Disproportionality Analysis of Tirzepatide vs. Semaglutide and Liraglutide: System Organ Class-Level Post-Marketing Reporting Patterns in EudraVigilance.

Int J Mol Sci

Ruxandra Cristina Marin, Cosmin Mihai Vesa, Delia Mirela Tit +2 more

Tirzepatide, a dual glucose-dependent insulinotropic polypeptide (GIP) and glucagon-like peptide 1 (GLP-1) receptor agonist, introduces a mechanistically distinct approach within incretin-based therapies. While its efficacy is established, real-world data comparing post-marketing safety with established GLP-1 receptor agonists remain limited. This study assessed System Organ Class (SOC)-level reporting patterns for tirzepatide versus semaglutide and liraglutide using EudraVigilance data. Aggregated individual case safety reports (ICSRs) were analyzed using pairwise disproportionality analyses based on a case/non-case approach. Reporting odds ratios (RORs) with 95% confidence intervals were calculated.
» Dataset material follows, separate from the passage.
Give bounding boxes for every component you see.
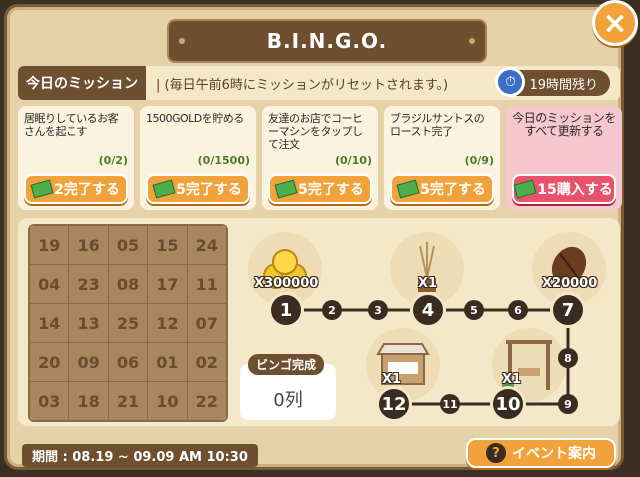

False discovery rate (FDR) correction using the Benjamini-Hochberg procedure and sensitivity analyses restricted to serious and healthcare professional-reported cases were performed to assess robustness. After FDR adjustment, 20 SOCs were significant in tirzepatide-semaglutide and 23 in tirzepatide-liraglutide comparisons; eight SOCs remained significant across all analytical conditions. Compared with semaglutide, tirzepatide showed higher reporting for immune (ROR 1.97, 95% CI 1.75-2.21) and hepatobiliary disorders (ROR 1.71, 95% CI 1.61-1.82). Versus liraglutide, higher odds occurred for musculoskeletal (ROR 2.02, 95% CI 1.85-2.21) and psychiatric disorders (ROR 2.14, 95% CI 1.99-2.30), and lower odds for neoplasms (ROR 0.28, 95% CI 0.26-0.31). Tirzepatide shows heterogeneous reporting patterns compared with GLP-1 receptor agonists, with consistent excess reporting for hepatobiliary, immune, and musculoskeletal disorders. These findings are hypothesis-generating and warrant confirmation in exposure-adjusted studies.